Wagen wir dennoch einen Gang über die Baustelle. Vier Auswahlmöglichkeiten bietet die Homepage: Reviews, Report, Forum und Archiv. Fangen wir mit dem letzten Link an, Archiv. Man darf gespannt sein, was ein Journal, dessen erste Nummer man in der Hand hält, nein, dessen erste Nummer auf dem Bildschirm vor uns sich entfaltet, bereits im Archiv hat. Die Antwort: nichts, denn, so der neuerliche Hinweis, immerhin sehr höflich formuliert: Verzeihung, aber das Archiv funktioniert noch nicht. Für Fremdsprachenkundige wird dieser Satz auch gleich ins Englische übersetzt, und da beweist sich wieder einmal, daß nicht jeder, der weiß, was ein update ist, oder wie man downlädt, auch sonst der fremden Sprache mächtig ist. Wir lassen uns nicht entmutigen und klicken auf „Reviews“ – vier Filme und vier Bücher werden besprochen. „Nachdemfilm.de“ müßte sich hier allerdings „langenachdemfilm“ nennen, denn zumindest in Berliner Kinos ist keiner der rezensierten Filme mehr zu sehen. Dafür finden wir unter den Buchbesprechungen die Texte eines guten Bekannten, den inzwischen unvermeidlichen Benjamin von Stuckrad-Barre, an ihm führt kein Weg vorbei, wenn man jung, dynamisch und anti-feuilletonistisch sein möchte. Vielleicht wird ja in der Redaktion des neuen ejournals eines seiner Bücher herumgereicht, dann würden die Herren Filmkritiker zumindest nicht mehr wagen, von der „grotesken Düsterheit des travestierten Pathos der frühen Filme von David Lynch“ zu schwärmen. So zu schreiben ist nämlich „out“.

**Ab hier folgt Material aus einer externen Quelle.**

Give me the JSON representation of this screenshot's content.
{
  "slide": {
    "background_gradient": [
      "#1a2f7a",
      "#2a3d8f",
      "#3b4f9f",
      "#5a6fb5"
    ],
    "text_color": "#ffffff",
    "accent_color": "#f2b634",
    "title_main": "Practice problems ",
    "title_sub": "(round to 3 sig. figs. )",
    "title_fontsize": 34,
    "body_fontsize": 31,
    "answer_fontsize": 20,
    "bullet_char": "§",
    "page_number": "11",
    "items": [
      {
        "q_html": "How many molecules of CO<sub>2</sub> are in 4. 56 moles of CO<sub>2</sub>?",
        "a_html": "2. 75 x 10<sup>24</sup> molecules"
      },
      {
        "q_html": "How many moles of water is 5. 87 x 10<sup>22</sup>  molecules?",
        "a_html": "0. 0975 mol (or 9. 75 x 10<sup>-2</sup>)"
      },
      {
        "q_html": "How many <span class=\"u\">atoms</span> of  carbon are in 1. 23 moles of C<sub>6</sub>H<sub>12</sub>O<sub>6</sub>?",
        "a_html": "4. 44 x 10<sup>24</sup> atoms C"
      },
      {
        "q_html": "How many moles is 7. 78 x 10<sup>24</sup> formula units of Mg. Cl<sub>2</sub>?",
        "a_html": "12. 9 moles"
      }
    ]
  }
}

„In“ ist es, sich an Soap operas zu erfreuen. Da will sich das elektronische Journal nicht ausschließen und bietet an: „Suzie und Jack“, zwei Namen in einem blutroten Herzen, und auch der Hintergrund – ein knalliges Abendrot – stimmt uns auf Liebe und Schmerz ein. Allerdings wird der Besucher nun daraufhingewiesen, er müsse zuerst einen Shockwave Player installieren, ohne ihn laufe gar nichts. Nach kurzem Zögern – wer weiß, welche Millenium Bugs sich hier verbergen – drücke ich auf OK und nach knapp fünf Minuten ist alles vorhanden, na, sagen wir fast alles.

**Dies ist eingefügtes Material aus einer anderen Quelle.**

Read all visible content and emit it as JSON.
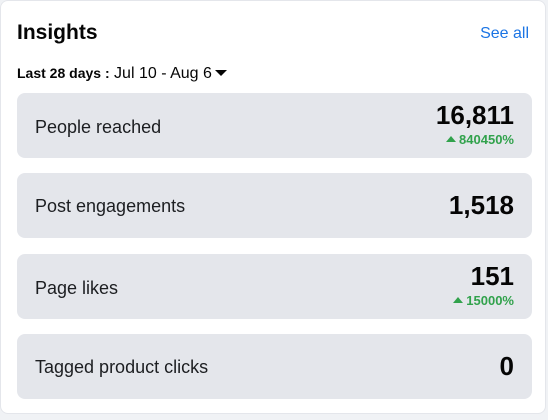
{
  "header": {
    "title": "Insights",
    "see_all_label": "See all"
  },
  "range": {
    "label": "Last 28 days :",
    "value": " Jul 10 - Aug 6"
  },
  "metrics": [
    {
      "label": "People reached",
      "value": "16,811",
      "change": "840450%"
    },
    {
      "label": "Post engagements",
      "value": "1,518"
    },
    {
      "label": "Page likes",
      "value": "151",
      "change": "15000%"
    },
    {
      "label": "Tagged product clicks",
      "value": "0"
    }
  ],
  "colors": {
    "accent": "#1b74e4",
    "positive": "#31a24c",
    "tile_bg": "#e4e6eb"
  },
  "icons": {
    "range_dropdown": "caret-down-icon",
    "change_up": "triangle-up-icon"
  }
}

Shockwave weiß, das Herz zu erfreuen, mit Online-Multimedia Gemeinschaften, Interessantem E-Merchandizing, und, der absolut größte Thrill: Spannende Warenpräsentationen. Eins kann auch der Shockwave Player nicht leisten, er kann dem Betrachter das Herz von Suzie und Jack partout nicht öffnen. Immerhin, die Fehlermeldung „Director Player Error“ klingt sehr filmgemäß.

Und dann bietet „nachdemfilm.de“ noch kreuzbrave Texte, die schon im Titel verraten, in welchen kulturwissenschaftlichen Seminaren die Verfasser vor kurzem noch saßen: As the world ends. Traditional Gender roles in Apocalyptic Science Fiction Films of the Late 90s. Oder: „Leben auf der Titanic – Version 1.0 eines Kompendiums“. Da flüchten wir uns lieber zum Forum, da sind die elektronischen Leserbriefe zu finden, kurz und knapp, wie sich das für emails gehört. Zu Buena Vista Social Pub – ist das ein Scherz oder ein Versehen? – schreibt da eine Leserin: „Die Musik ist schön. Muß sie auch sein, zu einem kühlen Coctail in der karibik.“ Und am beeindruckendsten das Unterforum „Digitale Welten und unendliche Leere“ – da bleibt der Bildschirm schwarz. Wie soll man die digitale Leere besser beschreiben!